Fr. Presutti began with offering clear definitions for spirituality and psychology. He defined the spiritual with recalling St. Augustine’s famous line, “You have made us for yourself, O Lord, and our heart is restless until it rests in you.” Fr. Presutti described spirituality as our human need for an Ultimate Meaning, our “built-in” longing for the Transcendent, and our deep need for union with the Living God. This need is written in every human person. We desire something greater than ourselves, something, rather, Someone, beyond our humanity. Fr. Presutti highlighted this restless desire for God and our search for Him as a fitting definition of spirituality. And within the Catholic Christian framework, spirituality is the encounter with the Triune God through Christ Jesus. It is a dynamic, ongoing conversion process in which one’s soul, with the help of grace, grows toward the Lord. As a result of this relationship, we grow in the virtues of faith, hope, and love.
2. What is psychology?
According to Fr. Presutti, psychology is a broad term that can mean many things: how does the human mind work? What is human development? Drawing from the ancients, early Christian writers, and important Christian thinkers such as St. Thomas Aquinas, we have a classical Christian psychology. Then, add to these the observational sciences and empirical method of modern thinkers, and we have a more systematic study of the human mind, emotions, and behavior, rooted in a Catholic anthropology. Fr. Presutti did warn, however, that while modern thinkers have contributed greatly to the study of psychology, one must make distinctions between the good science provided by moderns and the philosophical baggage they have often brought with it. Modern psychology provides statistical information in helping identifying patterns of human behavior, but can carry with it a reductive view of the human person that does not acknowledge or plays down our being made for the transcendent.

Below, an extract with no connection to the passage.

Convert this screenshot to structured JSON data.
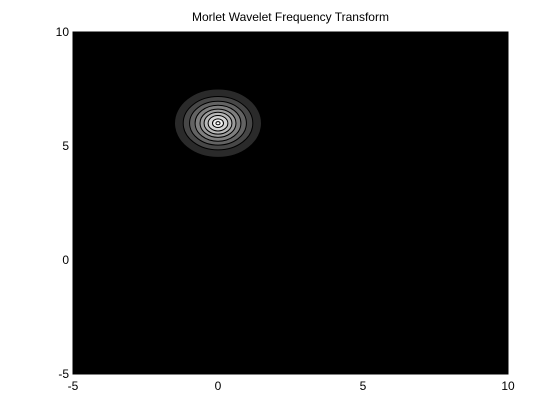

3. The relationship between the spirituality & psychology
That being said, it is important to acknowledge the ways in which spirituality and psychology can and are meant to complement one another. Fr. Presutti explained that St. John Paul II captured the essence of this complementarity when speaking to the Tribunal of the Roman Rota in 1995:
“Only a Christian anthropology, enriched by the contribution of indisputable scientific data, including that of modern psychology and psychiatry, can offer a complete and thus realistic vision of humans.”
Address to the Tribunal of the Roman Rota, 10 Feb 1995
Fr. Presutti unpacked this further by comparing this complementarity to that of St. John Paul II’s explanation of the relationship between faith and reason in his encyclical, Fides et Ratio. In essence, faith and reason are both modes in which we come to know truth. In this case, spirituality and psychology are both modes in which we come to understand our humanity more deeply, a humanity with a telos, or God-given purpose.
4. How does this apply to spiritual direction?
With a proper understanding of this relationship, a spiritual director can have a better sense of human development, what is normal and what is not, and how we experience ourselves and relationships as a result. This can help a director understand more deeply what is going on in a directee’s life and the relational dynamic between the director and directee. More concretely, there are solid human relating skills which the human sciences have studied and developed that a director can bring into spiritual direction to make it more fruitful. For example, good listening skills and learning to help a directee slow down to become more aware of Lord’s voice in the depths of the heart are ways in which the human relating skills can help spiritual direction. As a result, spiritual direction becomes more of a deep listening to the directee and the way in which the Holy Spirit is working in his or her life drawing out their identity in Christ and their mission in life.
With the spiritual and psychological as both integral elements of our humanity, it is important to understand the ways in which they are distinct and yet beautifully complement one another.